Edward sighed. It was, of course, inconceivable he should do such a thing. "Very well," he said with obvious reluctance. "I'll wait at the corner of Curzon Street in the morning."
"Bless you. I knew you hadn't changed that much." Theo kissed him soundly. Edward closed the door, and the coachman set his horses in motion.
While his wife was busily plotting at the Vanbrughs' rout party, the Earl of Stoneridge was at White's, playing faro at the same table as Neil Gerard. The bottles of burgundy circulated as the groom porters intoned the odds at the hazard tables, and voices rose and fell in various degrees of inebriation as the evening moved into the early hours.
Neil was playing with a degree of flamboyance, but like the earl's, his glass was always full but rarely enriched by the circulating bottles.
The earl was talking to Gerard about his imprisonment in Toulouse. His plan was a simple one, but what he knew of Neil Gerard made it certain to succeed. The man had no strength of character or will, and he was already panicked. Sylvester was going to drive him to the breaking point. He was going to corner him and goad him until he spilled his guts to whoever happened to be around.
Sylvester's tone made light of his prison experience, as the rules of masculine society dictated, and he gave the appearance of a man chatting with an old friend about something they both understood. Now and again he would muse aloud about what could have happened before he surrendered. His tone was low enough to be heard only by Neil Gerard, but it was also clear to the captain that he wasn't unduly bothered by the subject's being aired in public
Once or twice a curious look was cast in their direction when a word or two was overheard, and Sylvester would immediately include the man in his conversation, which again he made sound as if it were perfectly innocuous.
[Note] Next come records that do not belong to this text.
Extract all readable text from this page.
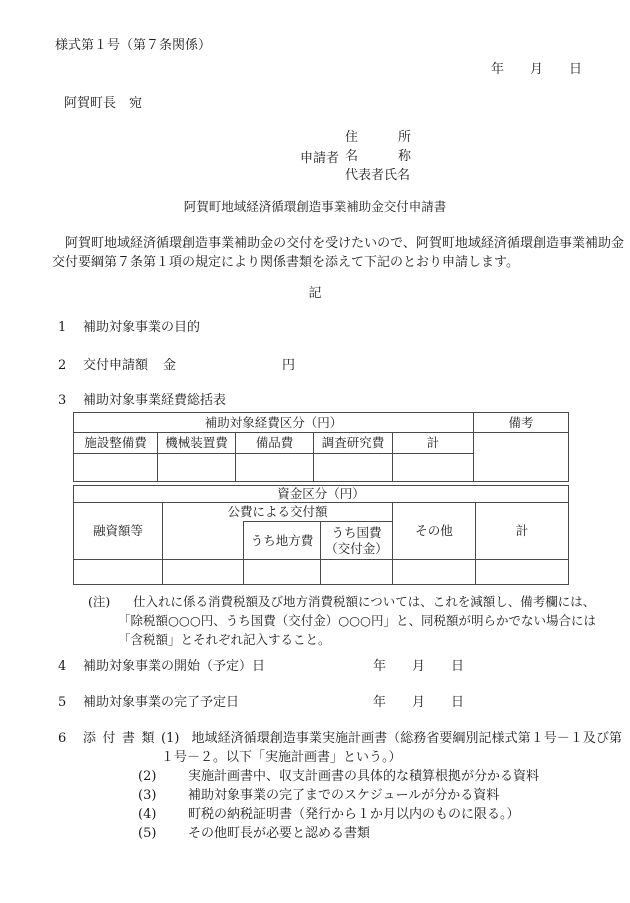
様式第１号（第７条関係）
年　　月　　日
阿賀町長　宛
申請者
住	所
名	称
代表者氏名
阿賀町地域経済循環創造事業補助金交付申請書
阿賀町地域経済循環創造事業補助金の交付を受けたいので、阿賀町地域経済循環創造事業補助金交付要綱第７条第１項の規定により関係書類を添えて下記のとおり申請します。
記
1	補助対象事業の目的
2	交付申請額 金	円
3	補助対象事業経費総括表
補助対象経費区分（円）					備考
施設整備費	機械装置費	備品費	調査研究費	計	

資金区分（円）					
融資額等	公費による交付額			その他	計
		うち地方費	うち国費
（交付金）		

(注)	仕入れに係る消費税額及び地方消費税額については、これを減額し、備考欄には、
「除税額○○○円、うち国費（交付金）○○○円」と、同税額が明らかでない場合には
「含税額」とそれぞれ記入すること。
4	補助対象事業の開始（予定）日	年　　月　　日
5	補助対象事業の完了予定日	年　　月　　日
6	添付書類 (1) 地域経済循環創造事業実施計画書（総務省要綱別記様式第１号－１及び第１号－２。以下「実施計画書」という。）
(2)	実施計画書中、収支計画書の具体的な積算根拠が分かる資料
(3)	補助対象事業の完了までのスケジュールが分かる資料
(4)	町税の納税証明書（発行から１か月以内のものに限る。）
(5)	その他町長が必要と認める書類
It became clear to Gerard that this was not the man at the court-martial – a man confused and shamed by an implicit accusation against which he had no defense. And Gerard began to feel like the hunted. Only by reminding himself of his plan could he keep the panicky flutters from obscuring cool thought.
Sylvester finally rose from the table, several hundred guineas ahead of himself. "A better night next time," he commiserated with Gerard, who had been scrawling IOUs to the bank for the last half hour.
"Oh, I'll come about yet," Neil said, remaining in his seat. "The night is young."
"So it is," Sylvester said. "For some." He smiled, and Neil had a sudden vivid picture of Lady Stoneridge as she'd been in the Fisherman's Rest, vibrant, bubbling with sensuality. And as she'd been that morning, laughing white teeth, sparkling eyes, red lips. And how she'd be in the morning, when they drove to Hampton Court.
"Of course, marriage offers inducements for an early night," he said.
"Oh, Stoneridge is still a bridegroom," a man bellowed jocularly from the far side of the table. "Won't last, dear fellow. I assure you."
"I can't argue with experience," Sylvester said with a mock bow. "Nevertheless, I bid you good night, gentlemen." He strolled off, and Neil Gerard settled down to his cards with a sigh of relief. Now he'd be able to concentrate.